Simulation UI

Overview

The user interface controls the generation of elements, notably the results of the wave simulation and the truth tables. Key files include:

• MainView,ModelType and ModelHelpers: top-level design of Issie UI.
• WaveSim: Corresponds to the Wave Simulator, displaying values to an appropriate number of clock cycles as scaled on the screen, and the values for the highlighted clock cycle. Also includes functions for updating waves as the simulation is extended.
• TruthTable: Generates truth table based on function input. Functions to reduce truth tables on don't cares and common outputs are present.
• CatalogueView: Describes the right-hand-side menu together with SelectedComponentView.
• CustomCompPorts: Manages the presence of custom components and how the I/O of a constituent component changing may affect the top-level design, while highlighting new bad connections as required.
• MemoryEditorView: Allows the editing of memory elements (e.g. RAM)

Step Simulation

The Step Simulator can simulate both combinational and clocked logic. It is contained in UI/SimulationView.fs.

Truth Tables

The files within the Simulation/TruthTables folder seeks to generate a truth table and then subsequently simplify it as required, due to the presence of Don't Cares.

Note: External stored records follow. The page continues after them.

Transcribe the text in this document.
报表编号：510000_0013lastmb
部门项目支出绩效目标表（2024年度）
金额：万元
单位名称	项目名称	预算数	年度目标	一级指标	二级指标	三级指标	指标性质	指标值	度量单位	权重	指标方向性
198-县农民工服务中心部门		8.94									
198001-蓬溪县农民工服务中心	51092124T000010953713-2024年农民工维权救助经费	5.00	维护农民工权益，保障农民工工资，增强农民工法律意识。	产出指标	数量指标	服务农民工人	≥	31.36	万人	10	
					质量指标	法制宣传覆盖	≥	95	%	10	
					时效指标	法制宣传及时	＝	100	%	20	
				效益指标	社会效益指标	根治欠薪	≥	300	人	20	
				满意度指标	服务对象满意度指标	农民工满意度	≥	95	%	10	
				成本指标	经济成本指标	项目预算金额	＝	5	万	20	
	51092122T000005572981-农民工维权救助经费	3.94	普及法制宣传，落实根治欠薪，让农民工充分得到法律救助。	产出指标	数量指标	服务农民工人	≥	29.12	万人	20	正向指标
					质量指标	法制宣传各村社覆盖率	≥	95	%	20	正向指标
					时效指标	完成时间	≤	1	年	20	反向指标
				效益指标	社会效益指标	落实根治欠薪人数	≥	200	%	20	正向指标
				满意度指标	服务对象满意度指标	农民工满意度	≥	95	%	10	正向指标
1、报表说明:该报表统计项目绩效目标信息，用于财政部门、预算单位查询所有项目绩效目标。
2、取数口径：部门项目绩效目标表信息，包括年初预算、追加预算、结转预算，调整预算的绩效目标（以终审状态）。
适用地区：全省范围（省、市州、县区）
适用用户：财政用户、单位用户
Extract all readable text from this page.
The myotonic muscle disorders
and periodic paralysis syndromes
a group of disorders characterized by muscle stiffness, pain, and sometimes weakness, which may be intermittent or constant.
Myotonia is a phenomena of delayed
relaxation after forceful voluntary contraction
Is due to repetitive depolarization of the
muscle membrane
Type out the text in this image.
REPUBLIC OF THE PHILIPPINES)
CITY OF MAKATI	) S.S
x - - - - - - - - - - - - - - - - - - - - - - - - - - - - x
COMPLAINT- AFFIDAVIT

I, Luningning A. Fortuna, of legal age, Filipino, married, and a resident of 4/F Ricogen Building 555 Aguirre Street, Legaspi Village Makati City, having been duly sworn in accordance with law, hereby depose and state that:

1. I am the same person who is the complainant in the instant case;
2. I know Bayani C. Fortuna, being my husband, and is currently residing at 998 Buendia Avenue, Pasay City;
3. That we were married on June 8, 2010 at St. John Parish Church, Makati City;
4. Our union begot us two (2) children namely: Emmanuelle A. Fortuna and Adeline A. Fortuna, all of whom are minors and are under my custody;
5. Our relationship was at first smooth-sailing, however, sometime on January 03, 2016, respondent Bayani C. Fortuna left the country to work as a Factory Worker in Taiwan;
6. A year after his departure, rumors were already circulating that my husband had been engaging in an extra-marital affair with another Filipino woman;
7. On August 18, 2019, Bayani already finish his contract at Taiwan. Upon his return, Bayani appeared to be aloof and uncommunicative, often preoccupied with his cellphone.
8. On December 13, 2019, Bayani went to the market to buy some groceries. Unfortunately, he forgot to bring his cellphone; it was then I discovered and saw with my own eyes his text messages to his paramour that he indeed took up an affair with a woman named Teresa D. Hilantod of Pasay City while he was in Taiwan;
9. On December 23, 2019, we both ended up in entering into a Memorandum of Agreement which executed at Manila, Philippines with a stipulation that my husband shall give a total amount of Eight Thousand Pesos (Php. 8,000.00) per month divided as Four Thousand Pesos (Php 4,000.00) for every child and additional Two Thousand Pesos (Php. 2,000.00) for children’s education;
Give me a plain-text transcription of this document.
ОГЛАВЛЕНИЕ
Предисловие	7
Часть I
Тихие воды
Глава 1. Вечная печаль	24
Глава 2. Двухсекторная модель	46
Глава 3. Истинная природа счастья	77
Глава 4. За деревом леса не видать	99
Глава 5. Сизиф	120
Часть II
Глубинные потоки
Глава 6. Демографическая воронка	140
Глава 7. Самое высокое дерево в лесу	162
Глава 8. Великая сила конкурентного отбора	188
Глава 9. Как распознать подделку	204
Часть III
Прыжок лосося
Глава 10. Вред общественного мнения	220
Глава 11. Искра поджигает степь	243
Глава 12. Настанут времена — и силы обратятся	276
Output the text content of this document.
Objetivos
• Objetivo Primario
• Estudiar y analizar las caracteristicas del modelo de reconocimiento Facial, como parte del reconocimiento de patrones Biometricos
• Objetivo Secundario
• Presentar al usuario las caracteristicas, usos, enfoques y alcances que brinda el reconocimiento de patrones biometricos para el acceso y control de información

It also allows for the creation of truth tables from a subset of the components and the resolution of incomplete connections as a result.

Key Operators

• CorrectCanvasState within TruthTableView.fs adds relevant connections and IOs for components which are not connected to anything by the creation of dummy IO ports and connections. The width is used in conjunction with BusWidthInferrer
• makeSimDataSelected provides a simulation view for selected elements
• Operators in TruthTableReduce.fs help to reduce the size of the truth table based on don't cares, with reduceTruthTable' recursively reducing the truth table until no further changes can be made.
• TruthTableCreate.fs creates the truth table by partitioning items into numeric and algebraic inputs, which is then fast simulated (the input values in the fastSimulation are mutable) to get the output values on the RHS.

Wave Simulation

The purpose of the wave simulator is to produce a SVG that is based on the simulation currently running, with the user having a choice of what waves they want to see. This is not just true for waves for electrical components (e.g. counters and logic gates that are clocked by a FF), but also true of how memory is managed in the simulation. For example, if a series of instructions is stored within RAM as a series of hexadecimal numbers, the user can view both the executing instruction and the impact of the instruction on the selected waveforms. The user will also be able to see the effect of instructions on values stored in memory.

Simulation Mechanism

• Waveforms consist of many rows (depending on what the user selects) of three columns, the three columns being the label of the waveform, the waveform, and the associated value of the waveform at a given clock cycle. This is given by nameRows, waveRows and valueRows within WaveSim.fs.
• SelectedWaves has to be called before the three columns are generated.
• If possible, text elements corresponding to the values in the waveforms will be shown
• refreshWaveSim is a recursive function that generates waves for extended wave simulations. It can only be called if there has been an initial simulation done. The extension of simulation, if any, is estimated by the length of the initial simulation, and a progress bar created if needed.
• getWaveValues in WaveSimHelpers.fs obtains the values of waves at each clock cycle as an int. The data is stored (with improvements from the FYP) as typed arrays.

Wave Selection

• The choice of wave depends on the component label, port name, and bit width of wave.
• Functions are present in WaveSimSelect.fs that gets names for waves from input and output ports as a subset of all waves that are able to be simulated.